Today, patient data resides everywhere – desktops, laptops, smartphones, tablets and USB drives. Understandably so – given the rise of mobile computing and bring-your-own-device (BYOD) policies in healthcare, the once straightforward process of protecting patient’s private health information has since evolved into a complex and overwhelming undertaking. Gone are the days where personal health information lived solely in giant filing cabinet.
When we refer to personal health information at risk, we’re not just talking about historical health records – the potential for a data breach casts a much wider net, including patient billing information, clinical trial data and even employee information like payroll numbers. With so much sensitive, unprotected data up for grabs, we’re inclined to ask ourselves – why? Why does this keep happening, and what can we do to fix it?
Think of it this way - according to a recent study, 81 percent of healthcare organizations are now allowing employees and medical staff to use their personal laptops and mobile devices to connect to provider networks or access company email. Interestingly enough, the same study found that of that 81 percent of healthcare institutions enabling a BYOD strategy, 54 percent did not believe that those devices were secure enough in the workplace. 65 percent of data breaches reported to the Ponemon Institute occurred on laptops and mobile devices over the last 5 years. With these kinds of statistics, it’s really no wonder that more than half of those surveyed aren’t confident in the security of their devices, right?
Below are the top 3 gaping security holes in remote healthcare data practices that are answering our question of why this rise in breaches is happening:
- Ignorance of Government Regulations
According to a recent report, HIPAA data breaches have increased by 138 percent since 2009. It’s easy to get caught up in the hype around compliance and regulation, but ultimately you can end up missing the bigger picture of what is trying to be accomplished. Regulations aside, healthcare CIOs and CSOs need to ensure that they are still performing a comprehensive, thorough analysis of their security infrastructure. Furthermore, compliance is technically a one-time snapshot or status of where things stand – or should stand. Given the fluidity of IT and the continually emerging threats and vulnerabilities, simply focusing on compliance alone is short-sighted and can end up creating a false sense of security that your mobile systems and information are truly secure.
- Inadequate Resources & Budgeting Allocations
According to a recent study from Cisco, 63 percent of healthcare institutions do not feel that they have the sufficient resources to defend against a security breach. The same study found that 66 percent of healthcare institutions did not feel that their security financial budgets were sufficient with what capabilities are needed.
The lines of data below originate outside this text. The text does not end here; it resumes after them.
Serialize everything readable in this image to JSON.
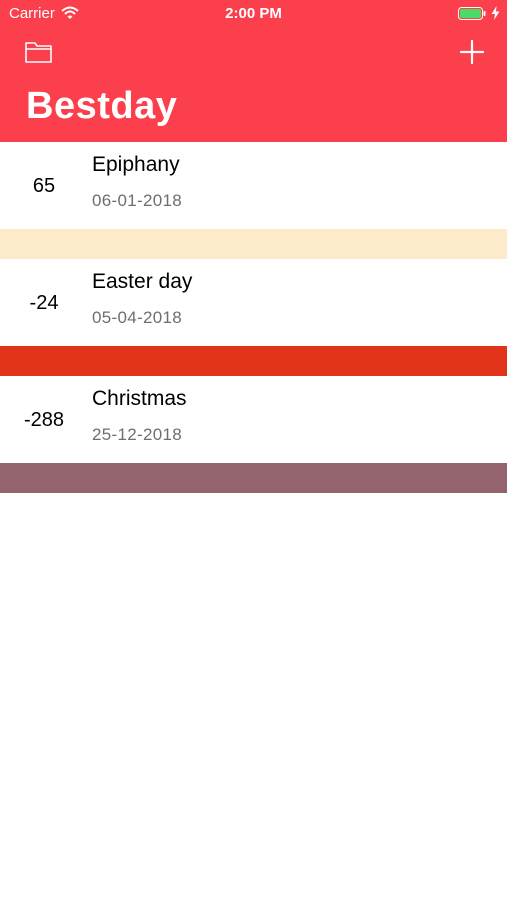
{
  "status_bar": {
    "carrier": "Carrier",
    "time": "2:00 PM",
    "battery_level": 1.0,
    "battery_color": "#4cd964"
  },
  "nav": {
    "title": "Bestday",
    "background_color": "#fb3f4d",
    "left_icon": "folder-icon",
    "right_icon": "plus-icon"
  },
  "events": [
    {
      "days": "65",
      "name": "Epiphany",
      "date": "06-01-2018",
      "color": "#fdeccc"
    },
    {
      "days": "-24",
      "name": "Easter day",
      "date": "05-04-2018",
      "color": "#e2331b"
    },
    {
      "days": "-288",
      "name": "Christmas",
      "date": "25-12-2018",
      "color": "#93646d"
    }
  ]
}
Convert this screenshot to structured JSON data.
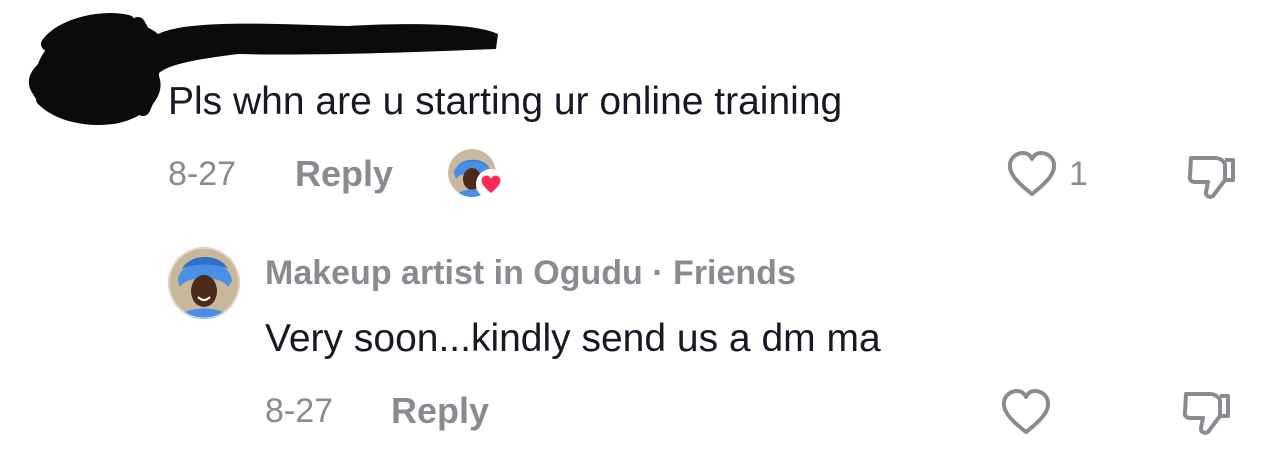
{
  "comments": [
    {
      "text": "Pls whn are u starting ur online training",
      "date": "8-27",
      "reply_label": "Reply",
      "like_count": "1",
      "creator_liked": true
    },
    {
      "username": "Makeup artist in Ogudu",
      "separator": "·",
      "relation": "Friends",
      "text": "Very soon...kindly send us a dm ma",
      "date": "8-27",
      "reply_label": "Reply"
    }
  ],
  "icons": {
    "like": "heart-outline-icon",
    "dislike": "thumbs-down-icon",
    "creator_like_badge": "red-heart-icon"
  },
  "colors": {
    "text": "#161823",
    "muted": "#8a8b91",
    "heart_badge": "#fe2c55"
  }
}
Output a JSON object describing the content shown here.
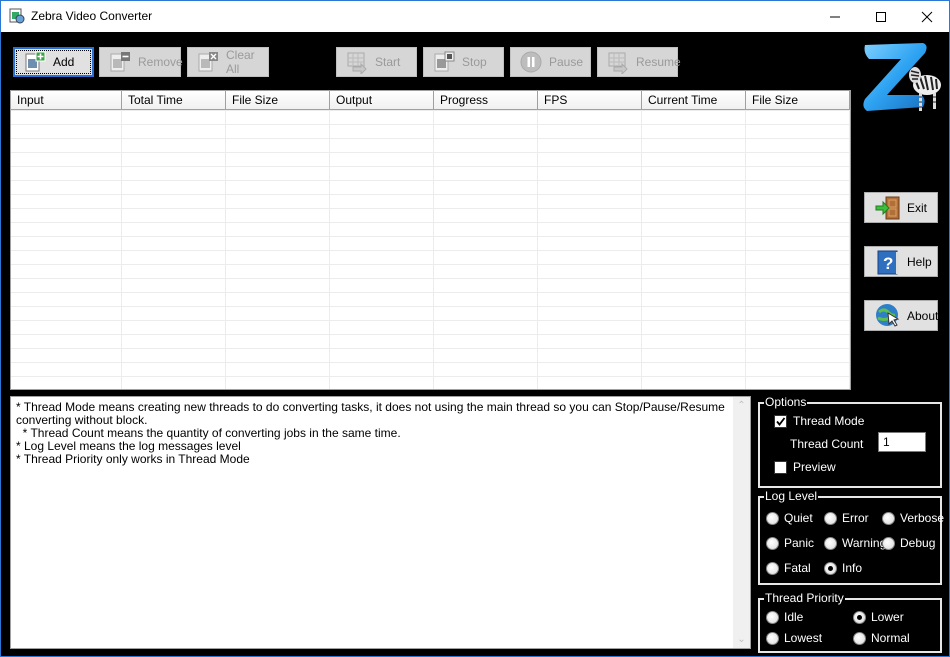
{
  "window": {
    "title": "Zebra Video Converter",
    "controls": {
      "minimize": "minimize-icon",
      "maximize": "maximize-icon",
      "close": "close-icon"
    }
  },
  "toolbar": {
    "buttons": [
      {
        "id": "add",
        "label": "Add",
        "icon": "add-file-icon",
        "enabled": true
      },
      {
        "id": "remove",
        "label": "Remove",
        "icon": "remove-file-icon",
        "enabled": false
      },
      {
        "id": "clear_all",
        "label": "Clear All",
        "icon": "clear-all-icon",
        "enabled": false
      },
      {
        "id": "start",
        "label": "Start",
        "icon": "start-icon",
        "enabled": false
      },
      {
        "id": "stop",
        "label": "Stop",
        "icon": "stop-icon",
        "enabled": false
      },
      {
        "id": "pause",
        "label": "Pause",
        "icon": "pause-icon",
        "enabled": false
      },
      {
        "id": "resume",
        "label": "Resume",
        "icon": "resume-icon",
        "enabled": false
      }
    ]
  },
  "table": {
    "columns": [
      "Input",
      "Total Time",
      "File Size",
      "Output",
      "Progress",
      "FPS",
      "Current Time",
      "File Size"
    ],
    "rows": []
  },
  "side_buttons": [
    {
      "id": "exit",
      "label": "Exit",
      "icon": "exit-door-icon"
    },
    {
      "id": "help",
      "label": "Help",
      "icon": "help-icon"
    },
    {
      "id": "about",
      "label": "About",
      "icon": "about-globe-icon"
    }
  ],
  "log": {
    "text": "* Thread Mode means creating new threads to do converting tasks, it does not using the main thread so you can Stop/Pause/Resume converting without block.\n  * Thread Count means the quantity of converting jobs in the same time.\n* Log Level means the log messages level\n* Thread Priority only works in Thread Mode"
  },
  "options": {
    "legend": "Options",
    "thread_mode": {
      "label": "Thread Mode",
      "checked": true
    },
    "thread_count": {
      "label": "Thread Count",
      "value": "1"
    },
    "preview": {
      "label": "Preview",
      "checked": false
    }
  },
  "log_level": {
    "legend": "Log Level",
    "options": [
      "Quiet",
      "Error",
      "Verbose",
      "Panic",
      "Warning",
      "Debug",
      "Fatal",
      "Info"
    ],
    "selected": "Info"
  },
  "thread_priority": {
    "legend": "Thread Priority",
    "options": [
      "Idle",
      "Lower",
      "Lowest",
      "Normal"
    ],
    "selected": "Lower"
  }
}
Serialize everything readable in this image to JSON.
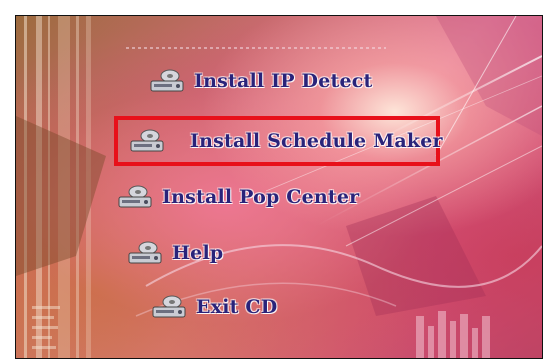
{
  "menu": {
    "items": [
      {
        "label": "Install IP Detect",
        "icon": "install-icon"
      },
      {
        "label": "Install Schedule Maker",
        "icon": "install-icon"
      },
      {
        "label": "Install Pop Center",
        "icon": "install-icon"
      },
      {
        "label": "Help",
        "icon": "help-icon"
      },
      {
        "label": "Exit CD",
        "icon": "exit-icon"
      }
    ],
    "selected_index": 1
  },
  "colors": {
    "label_text": "#2a237a",
    "highlight_border": "#e8101a"
  }
}
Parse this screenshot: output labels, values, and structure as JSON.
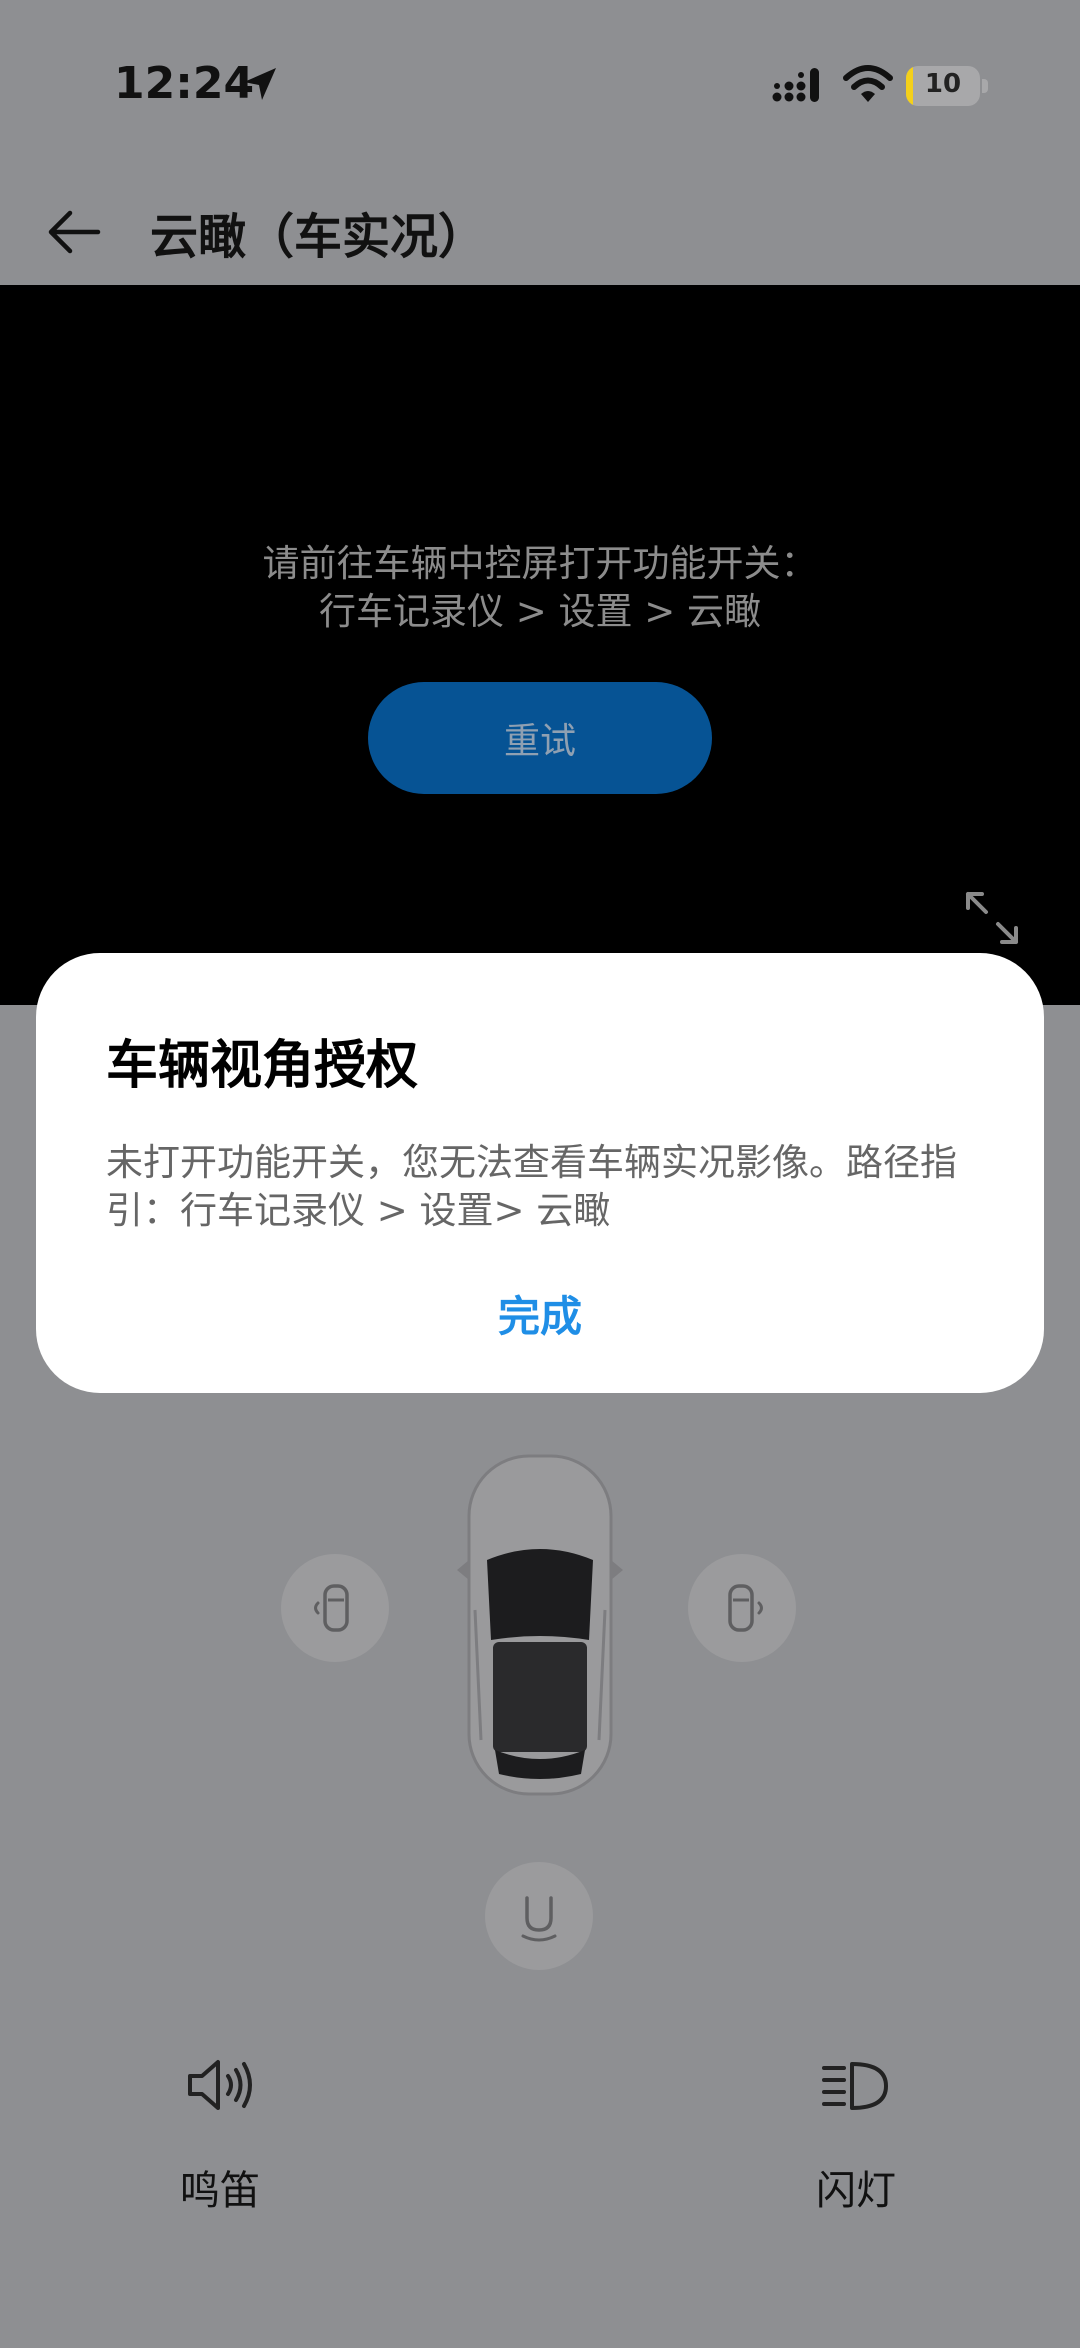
{
  "status_bar": {
    "time": "12:24",
    "battery": "10",
    "battery_fraction": 0.1,
    "icons": [
      "location-arrow-icon",
      "signal-icon",
      "wifi-icon",
      "battery-charging-icon"
    ]
  },
  "nav": {
    "title": "云瞰（车实况）",
    "back_icon": "arrow-left-icon"
  },
  "video": {
    "message_line1": "请前往车辆中控屏打开功能开关：",
    "message_line2": "行车记录仪 > 设置 > 云瞰",
    "retry_label": "重试",
    "expand_icon": "fullscreen-expand-icon"
  },
  "dialog": {
    "title": "车辆视角授权",
    "body": "未打开功能开关，您无法查看车辆实况影像。路径指引：行车记录仪 > 设置> 云瞰",
    "done_label": "完成"
  },
  "car_controls": {
    "icons": [
      "left-side-view-icon",
      "right-side-view-icon",
      "rear-view-icon",
      "car-top-view-image"
    ]
  },
  "actions": [
    {
      "label": "鸣笛",
      "icon": "horn-speaker-icon"
    },
    {
      "label": "闪灯",
      "icon": "headlight-icon"
    }
  ],
  "colors": {
    "overlay_bg": "#8e8f92",
    "video_bg": "#000000",
    "retry_button": "#065394",
    "dialog_action": "#1f8ee6",
    "battery_fill": "#f4d01a"
  }
}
CIOs and CSOs don’t have the luxury of waiting until the time is just right to invest in data security technology. Data is sensitive, especially that within the healthcare industry. Leaders in this space must start incorporating better practices when it comes to protecting patient data.
- Internal Employee Negligence
Mistakes happen, we’re all human. Unfortunately, the repercussion of human error like negligence continues to top the list for causes in data breaches. Examples of employee negligence can range from misplacing a USB with stored private patient health information to accidently leaving a laptop in a public place. Encryption is the only failsafe way to ensure that private health information is not compromised if a device has been lost or stolen.
As we mentioned earlier, patient data is everywhere – mobile devices, laptops, desktops and even medical devices like wireless heart pumps and mammogram imaging tools. Health data has evolved into a matrix of interrelated data, flowing from patients/customers to physicians, diagnostic clinicians, pharmacists and medical insurance billing specialists, among others. The industry as a whole must look beyond simple data security/compliance and towards a holistic security program that fosters a long-term data security strategy. The most effective and comprehensive strategies are centered on protecting actual data and not just the device – however, it’s equally important to allow for ease-of-use and accessibility.
As we look ahead, managing information risk is more than just addressing the checkbox items. Healthcare CIOs and CSOs need to first understand what kind mobile and remote solutions they have at hand, how these devices are putting private health information at risk and what can be done to remain secure.
We recommend that data is encrypted on both at-rest and mobile devices. Encryption needs to be transparent enough for IT admins working behind-the-scenes to be able to integrate the capability across platforms seamlessly, and offer no disruption to the end-user experience. It’s important to remember that as important as data security is in the healthcare industry, accessibility and providing the ultimate patient care is top of mind for providers.